Littérature
Sur la vie de sa mère (Tant mieux)
C'est le livre de sa mère. Ou pour sa mère, comme l'on voudra. Un pan de la vie de cette dernière, ses 20 premières années, grosso modo, jusqu'à son mariage. Dans Tant mieux, Amélie Nothomb raconte pour la première fois l'enfance et la jeunesse de celle qui lui a donné la vie. Cela commence par Bruxelles sous l'occupation Allemande, se poursuit un été à Gand chez une "Bonne-maman" détestable qui n'aime que son chat et donne des harengs et du café au lait, à sa petite-fille, en guise de petit-déjeuner. Si l'on reconnaît à coup sûr le style de la romancière belge dans ce livre, il y a quelque chose d'autre qui y figure, même pour les meilleurs connaisseurs de ses écrits. Une certaine légèreté, ce n'est pas nouveau, certes, mais alliée à un recul vis-à-vis des bribes d'existence décrites, dont on sait qu'elles sont, en partie, des parts de vérité biographiques, concernant donc les jeunes années de la mère de l'autrice. Le sentiment romanesque s'impose pourtant, conférant au récit une fantaisie permanente, y compris pendant les moments les plus cruels, quand il s'agit par exemple de violence ou, dans un autre registre, d'assassinats innombrables de chats (sic). C'est sans nul doute l'un des livres les plus réussis de la native d'Etterbeek, en tout cas, l'un des plus touchants. Toutefois, le charme semble retomber, à l'abord des derniers chapitres. L'action du livre s'est achevée, place alors à la confession d'Amélie Nothomb, pour une sorte de postface qui n'en porte pas le titre. Changement de ton et d'ambiance : ce n'est plus l'écrivaine, mais la fille de ses parents qui s'exprime, en toute sincérité, qui est désormais une orpheline. Et ces ultimes pages, si elles n'ont pas la grâce lumineuse de celles qui les ont précédées, frappent cette fois par leur honnêteté et par leur mélancolie.
L'auteure :
Amélie Nothomb est née le 9 juillet 1966 à Etterbeek (Belgique). Elle a publié 33 romans dont Stupeur et tremblements, Soif et Premier sang.

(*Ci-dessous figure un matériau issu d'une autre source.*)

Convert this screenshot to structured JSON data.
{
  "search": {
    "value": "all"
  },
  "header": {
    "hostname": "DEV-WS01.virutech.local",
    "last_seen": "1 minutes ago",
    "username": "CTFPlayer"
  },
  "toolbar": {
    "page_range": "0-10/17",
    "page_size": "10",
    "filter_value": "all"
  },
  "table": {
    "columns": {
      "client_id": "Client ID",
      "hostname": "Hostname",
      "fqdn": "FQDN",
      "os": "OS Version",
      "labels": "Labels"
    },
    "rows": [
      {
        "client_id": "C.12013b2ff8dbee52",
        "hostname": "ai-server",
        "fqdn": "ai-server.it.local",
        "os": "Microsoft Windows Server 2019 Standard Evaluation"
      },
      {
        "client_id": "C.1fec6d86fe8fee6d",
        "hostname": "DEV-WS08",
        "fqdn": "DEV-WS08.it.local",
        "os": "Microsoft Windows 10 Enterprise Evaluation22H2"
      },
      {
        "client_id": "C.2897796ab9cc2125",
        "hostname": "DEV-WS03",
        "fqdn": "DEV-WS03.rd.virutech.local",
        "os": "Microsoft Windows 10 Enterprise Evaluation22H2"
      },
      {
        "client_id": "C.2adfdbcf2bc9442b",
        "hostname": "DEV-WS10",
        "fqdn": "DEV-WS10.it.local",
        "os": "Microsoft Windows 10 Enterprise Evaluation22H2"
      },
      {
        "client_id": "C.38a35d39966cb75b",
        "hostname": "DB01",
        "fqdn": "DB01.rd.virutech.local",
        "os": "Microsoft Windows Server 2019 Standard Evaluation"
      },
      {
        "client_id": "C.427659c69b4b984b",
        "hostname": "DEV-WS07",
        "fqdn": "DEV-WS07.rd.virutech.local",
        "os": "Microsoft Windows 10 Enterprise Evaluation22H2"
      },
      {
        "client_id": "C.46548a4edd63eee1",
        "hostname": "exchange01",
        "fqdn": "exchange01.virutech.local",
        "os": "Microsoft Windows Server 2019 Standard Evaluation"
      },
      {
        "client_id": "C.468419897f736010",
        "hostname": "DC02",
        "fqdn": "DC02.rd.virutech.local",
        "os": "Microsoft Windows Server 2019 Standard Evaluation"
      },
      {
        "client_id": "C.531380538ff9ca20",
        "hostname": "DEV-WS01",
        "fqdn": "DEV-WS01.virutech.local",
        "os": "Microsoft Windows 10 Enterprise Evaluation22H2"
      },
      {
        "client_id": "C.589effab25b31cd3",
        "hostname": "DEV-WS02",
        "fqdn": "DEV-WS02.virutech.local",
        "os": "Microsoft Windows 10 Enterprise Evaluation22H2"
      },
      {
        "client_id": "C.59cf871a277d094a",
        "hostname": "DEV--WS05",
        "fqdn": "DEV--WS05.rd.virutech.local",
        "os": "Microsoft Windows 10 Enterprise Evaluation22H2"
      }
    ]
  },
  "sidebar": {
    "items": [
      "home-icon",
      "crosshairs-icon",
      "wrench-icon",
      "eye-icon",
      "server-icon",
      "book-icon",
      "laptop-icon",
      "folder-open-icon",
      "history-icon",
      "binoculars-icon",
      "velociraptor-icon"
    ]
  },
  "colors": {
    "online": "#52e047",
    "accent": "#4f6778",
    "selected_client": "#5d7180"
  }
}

Cadavres sur l'île (Sous les eaux d'Avalon)
Quand on écrit autant (trop ?), dans le domaine policier, comme Michael Connelly, il est légitime d'avoir l'envie de se trouver de nouveaux héros, en mettant de côté, au moins provisoirement, son vieil Harry Bosch, même s'il y a le risque que ses fidèles lecteurs apprécient peu son évaporation. Indridason, lui, il y a quelques années, avait laissé son enquêteur fétiche disparaître dans le brouillard (définitivement ?), ce qui n'empêche pas certains de toujours espérer qu'il revienne un jour. Place donc au dénommé Stillwell, dans Sous les eaux d'Avalon, un policier "déclassé", exilé par sa hiérarchie sur l'île de Catalina, au large des côtes californiennes. Notre homme a déjà eu de sérieux problèmes avec ses collègues ou supérieurs et cela continue, évidemment, même sur son nouveau terrain de jeu, paradisiaque, où deux meurtres vont être commis en l'espace de peu de temps. Stillwell est sur la brèche, bien décidé à faire éclater la vérité, quitte à la jouer solo, eu égard à l'incompétence de ses collègues du continent et malgré la corruption ambiante. Hormis un finale brusque et insatisfaisant, il n'y a rien à reprocher de majeur à Connelly qui reprend ses vieilles recettes : deux enquêtes pour le prix d'une, menaces pour son héros et petite intrigue sentimentale pour aérer l'ensemble. Le nouveau décor remplit bien son office et ne manque pas de pittoresque. Sous les eaux d'Avalon ne laissera pas un souvenir impérissable mais ce n'est pas une surprise si l'on considère que le niveau des romans de Connelly a considérablement fléchi, ces dernières années, sans pour autant dissuader de ne pas lui donner une nouvelle chance, à chaque parution.
L'auteur :
Michael Connelly est né le 21 juillet 1956 à Philadelphie. Il a publié 31 romans dont Les égouts de Los Angeles, Dans la ville en feu, Sur un mauvais adieu et L'étoile du désert.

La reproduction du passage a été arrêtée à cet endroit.